The Inter-Governmental Action Group against Money Laundering in West Africa (GIABA), in collaboration with the ECOWAS Gender Development Centre (EGDC), has officially opened a three-day Regional Forum on Women and Transnational Organized Crime: Human Trafficking Risks in West Africa. The forum, holding in Lagos, Nigeria from the 17th to 19th of December, 2025, brings together key stakeholders, law enforcement agencies, and financial intelligence units to address the growing complexities of human trafficking through a gender-responsive lens.
The opening session featured significant contributions from regional leaders, emphasizing the intersection of financial intelligence, gender equality, and security governance.
Delivering the welcome address on behalf of Ms. Hafsat Abubakar Bakari, the Director General of the Nigeria Financial Intelligence Unit (NFIU), Mrs. Biola Shotunde described the forum as a strategic necessity. Highlighting human trafficking has evolved into a sophisticated, financially motivated criminal enterprise generating over $150 billion annually. “Trafficking cannot be effectively tackled without integrating anti-money laundering and counter-financing tools“.
Representing Mrs. Binta L. Adamu Bello, OON, the Director-General of the National Agency for the Prohibition of Trafficking in Persons (NAPTIP), Mrs. Hajara Tunde-Osho, Assistant Director of Intelligence, emphasized that the engagement aligns with shared obligations under the United Nations Convention against Transnational Organized Crime. Tunde-Osho noted that traffickers are rapidly modifying their strategies, exploiting digital ecosystems and porous borders. She called for strengthened regional coordination and the leveraging of technology to address both traditional and emerging risks.
Delivering remarks on behalf of the Director General of GIABA, Dr Jeff Isima, GIABA’s Acting Director of Policy and Research provided sobering data to ground the deliberations. He noted that in West Africa, children make up more than 75% of trafficking victims. He identified poverty, gender inequality, and weak institutional capacity as primary precursors that traffickers exploit. He called for a strong regional coordination, political will, directing resources where they matter and clear accountability mechanisms in turning the tide.
Speaking on behalf of Her Excellency, Hajiya Imaan Sulaiman-Ibrahim, Nigeria’s Honorable Minister of Women Affairs and Social Development, Dr. Udeme Nsikak Abia underscored the critical link between human trafficking, money laundering, and terrorist financing as threats to collective peace and security.
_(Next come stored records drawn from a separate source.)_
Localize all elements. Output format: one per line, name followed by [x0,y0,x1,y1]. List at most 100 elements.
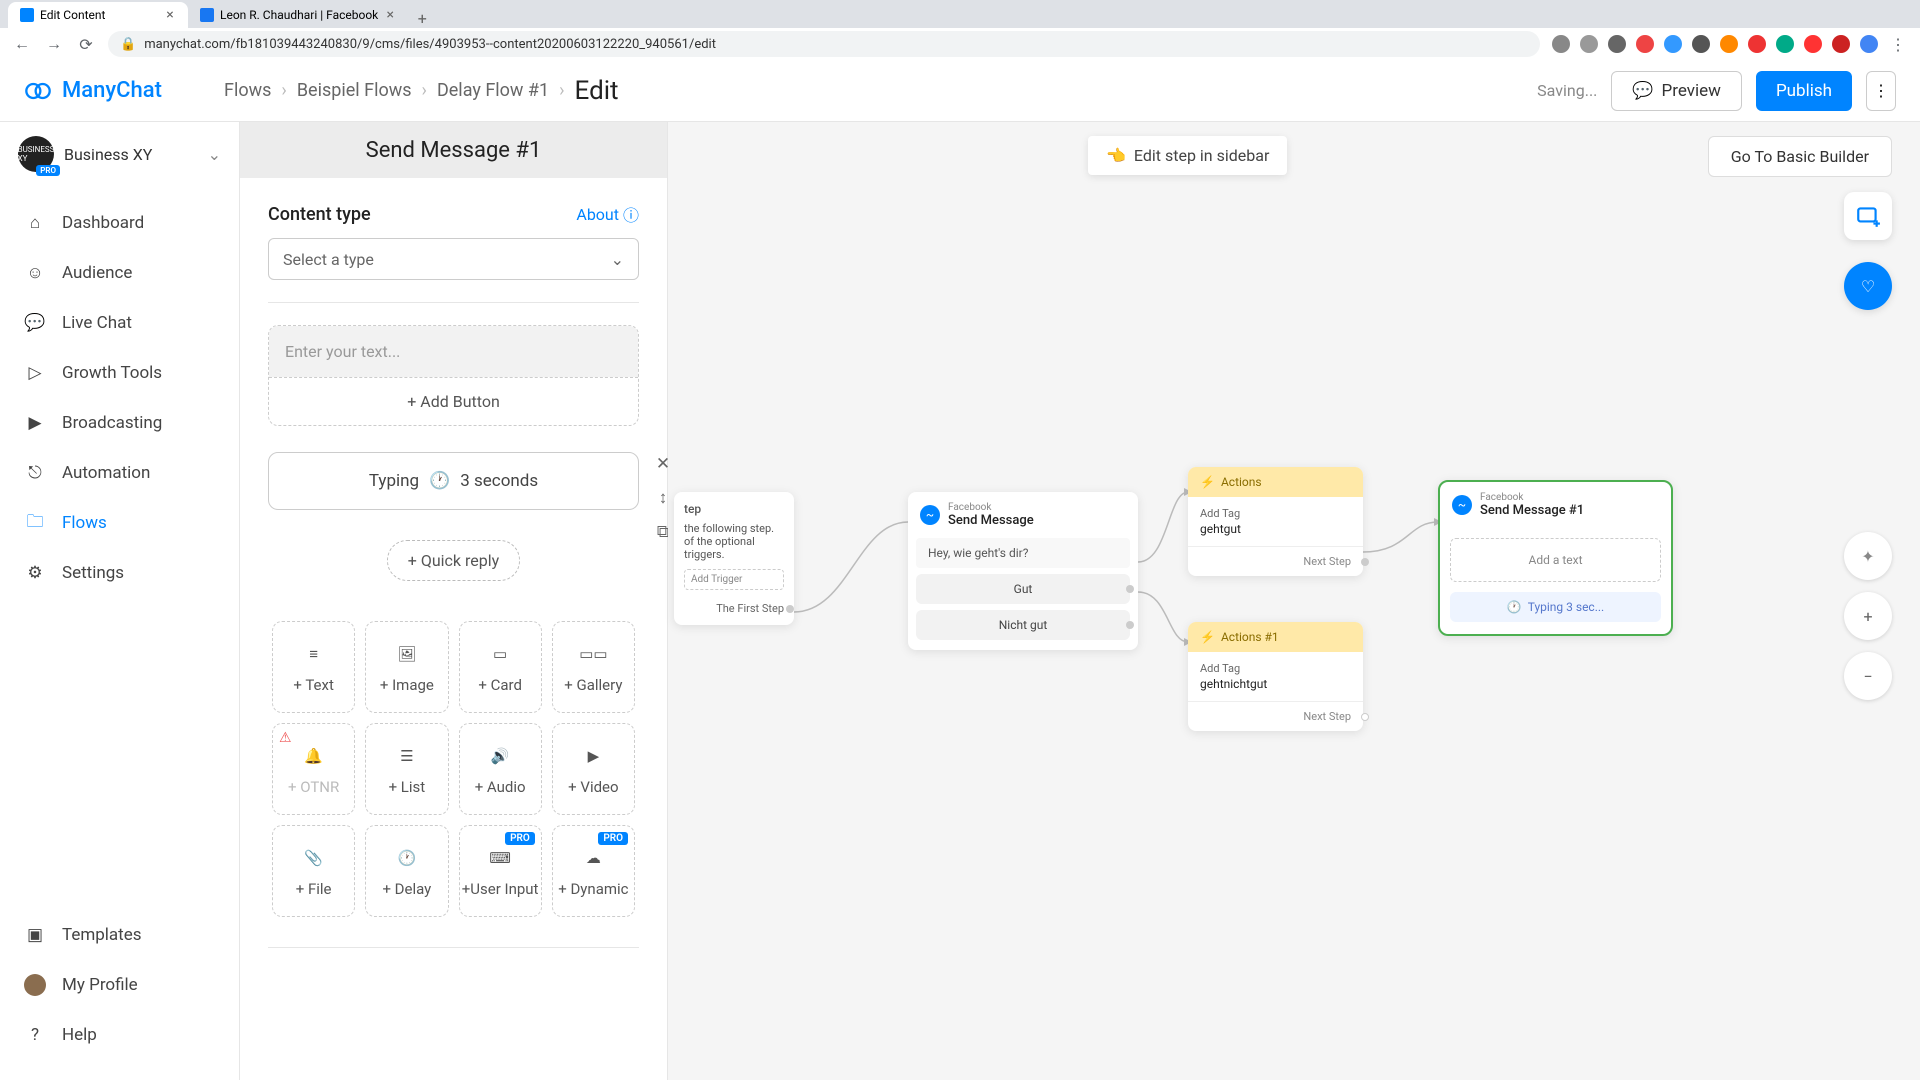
sidebar-item-audience[interactable]: ☺Audience [0,248,239,298]
clock-icon: 🕐 [429,471,450,491]
image-icon: 🖼 [390,640,424,668]
add-text-placeholder[interactable]: Add a text [1450,538,1661,582]
ext-icon[interactable] [1804,35,1822,53]
breadcrumb-item[interactable]: Delay Flow #1 [437,80,549,101]
avatar-icon[interactable] [1860,35,1878,53]
forward-icon[interactable]: → [44,34,64,54]
more-button[interactable]: ⋮ [1866,71,1896,111]
connector-dot[interactable] [786,605,794,613]
about-link[interactable]: Aboutⓘ [576,202,639,226]
add-trigger-button[interactable]: Add Trigger [684,569,784,590]
facebook-icon: ~ [920,505,940,525]
palette-card[interactable]: ▭+ Card [459,621,542,713]
add-step-button[interactable] [1844,192,1892,240]
connector-dot[interactable] [1361,558,1369,566]
next-step[interactable]: Next Step [1188,546,1363,576]
node-title: Send Message [948,513,1034,528]
palette-label: + OTNR [288,778,339,796]
ext-icon[interactable] [1552,35,1570,53]
workspace-avatar-text: BUSINESS XY [18,145,55,163]
option-nicht-gut[interactable]: Nicht gut [916,610,1130,640]
next-step[interactable]: Next Step [1188,701,1363,731]
zoom-out-button[interactable]: − [1844,652,1892,700]
palette-list[interactable]: ☰+ List [365,723,448,815]
connector-dot[interactable] [1126,621,1134,629]
add-button[interactable]: + Add Button [269,377,638,425]
ext-icon[interactable] [1720,35,1738,53]
back-icon[interactable]: ← [12,34,32,54]
sidebar-item-broadcasting[interactable]: ▶Broadcasting [0,398,239,448]
palette-user-input[interactable]: PRO⌨+User Input [459,825,542,917]
ext-icon[interactable] [1608,35,1626,53]
ext-icon[interactable] [1580,35,1598,53]
workspace-switcher[interactable]: BUSINESS XY PRO Business XY ⌄ [0,122,239,186]
ext-icon[interactable] [1748,35,1766,53]
menu-icon[interactable]: ⋮ [1888,34,1908,54]
zoom-in-button[interactable]: + [1844,592,1892,640]
logo[interactable]: ManyChat [24,77,224,105]
pro-badge: PRO [36,165,60,176]
sidebar-item-growth[interactable]: ▷Growth Tools [0,348,239,398]
edit-sidebar-button[interactable]: 👈 Edit step in sidebar [1088,136,1287,175]
sidebar-item-dashboard[interactable]: ⌂Dashboard [0,198,239,248]
typing-block[interactable]: Typing 🕐 3 seconds ✕ ↕ ⧉ [268,452,639,510]
ext-icon[interactable] [1832,35,1850,53]
node-title: Send Message #1 [1480,503,1584,518]
pro-badge: PRO [598,832,628,845]
sidebar-item-help[interactable]: ?Help [0,1010,239,1060]
breadcrumb-item[interactable]: Beispiel Flows [297,80,412,101]
palette-dynamic[interactable]: PRO☁+ Dynamic [552,825,635,917]
ext-icon[interactable] [1664,35,1682,53]
ext-icon[interactable] [1636,35,1654,53]
text-input[interactable]: Enter your text... [269,326,638,377]
basic-builder-button[interactable]: Go To Basic Builder [1708,136,1892,177]
publish-button[interactable]: Publish [1756,71,1852,111]
option-label: Gut [1014,582,1033,596]
node-send-message[interactable]: ~ FacebookSend Message Hey, wie geht's d… [908,492,1138,650]
palette-file[interactable]: 📎+ File [272,825,355,917]
sidebar-item-profile[interactable]: My Profile [0,960,239,1010]
card-icon: ▭ [483,640,517,668]
platform-label: Facebook [948,502,1034,513]
sidebar-item-automation[interactable]: ⎋Automation [0,448,239,498]
flow-canvas[interactable]: 👈 Edit step in sidebar Go To Basic Build… [668,122,1920,1080]
growth-icon: ▷ [24,362,46,384]
quick-reply-button[interactable]: + Quick reply [387,540,520,581]
close-icon[interactable]: × [384,9,396,21]
node-actions[interactable]: ⚡Actions Add Taggehtgut Next Step [1188,467,1363,576]
reload-icon[interactable]: ⟳ [76,34,96,54]
palette-otnr[interactable]: ⚠🔔+ OTNR [272,723,355,815]
palette-delay[interactable]: 🕐+ Delay [365,825,448,917]
auto-arrange-button[interactable]: ✦ [1844,532,1892,580]
preview-button[interactable]: 💬 Preview [1611,71,1742,111]
feedback-button[interactable]: ♡ [1844,262,1892,310]
content-type-select[interactable]: Select a type ⌄ [268,238,639,280]
palette-gallery[interactable]: ▭▭+ Gallery [552,621,635,713]
node-send-message-1[interactable]: ~ FacebookSend Message #1 Add a text 🕐Ty… [1438,480,1673,636]
sidebar-item-settings[interactable]: ⚙Settings [0,548,239,598]
editor-panel: Send Message #1 Content type Aboutⓘ Sele… [240,122,668,1080]
new-tab-button[interactable]: + [408,9,436,28]
node-actions-1[interactable]: ⚡Actions #1 Add Taggehtnichtgut Next Ste… [1188,622,1363,731]
connector-dot[interactable] [1126,585,1134,593]
browser-tab[interactable]: Leon R. Chaudhari | Facebook × [188,2,408,28]
url-input[interactable]: 🔒 manychat.com/fb181039443240830/9/cms/f… [108,31,1540,57]
palette-audio[interactable]: 🔊+ Audio [459,723,542,815]
ext-icon[interactable] [1692,35,1710,53]
chevron-right-icon: › [422,80,427,101]
sidebar-item-livechat[interactable]: 💬Live Chat [0,298,239,348]
close-icon[interactable]: × [164,9,176,21]
connector-dot[interactable] [1361,713,1369,721]
ext-icon[interactable] [1776,35,1794,53]
sidebar-item-flows[interactable]: 🗀Flows [0,498,239,548]
nav-label: Automation [62,463,150,483]
palette-video[interactable]: ▶+ Video [552,723,635,815]
option-gut[interactable]: Gut [916,574,1130,604]
palette-text[interactable]: ≡+ Text [272,621,355,713]
palette-image[interactable]: 🖼+ Image [365,621,448,713]
audio-icon: 🔊 [483,742,517,770]
browser-tab-active[interactable]: Edit Content × [8,2,188,28]
sidebar-item-templates[interactable]: ▣Templates [0,910,239,960]
node-trigger[interactable]: tep the following step. of the optional … [674,492,794,625]
breadcrumb-item[interactable]: Flows [224,80,271,101]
She reiterated Nigeria’s priority to integrate gender perspectives into security governance, ensuring that the experiences of survivors are central to sustainable solutions. She outlined three specific objectives guiding the forum: To discuss the money laundering and terrorist financing risks associated with women, focusing on human trafficking; create a platform for sharing good practices across ECOWAS member states on integrating gender perspectives into anti-trafficking programs: and to build a consensus on strategic mechanisms required to strengthen the fight against organized crime from a gender-responsive viewpoint.
She declared the forum open by reaffirming Nigeria’s commitment to ECOWAS frameworks that promote intelligence sharing and policy harmonization, urging participants to move beyond policy deliberation towards actionable solutions that protect the region’s most vulnerable populations.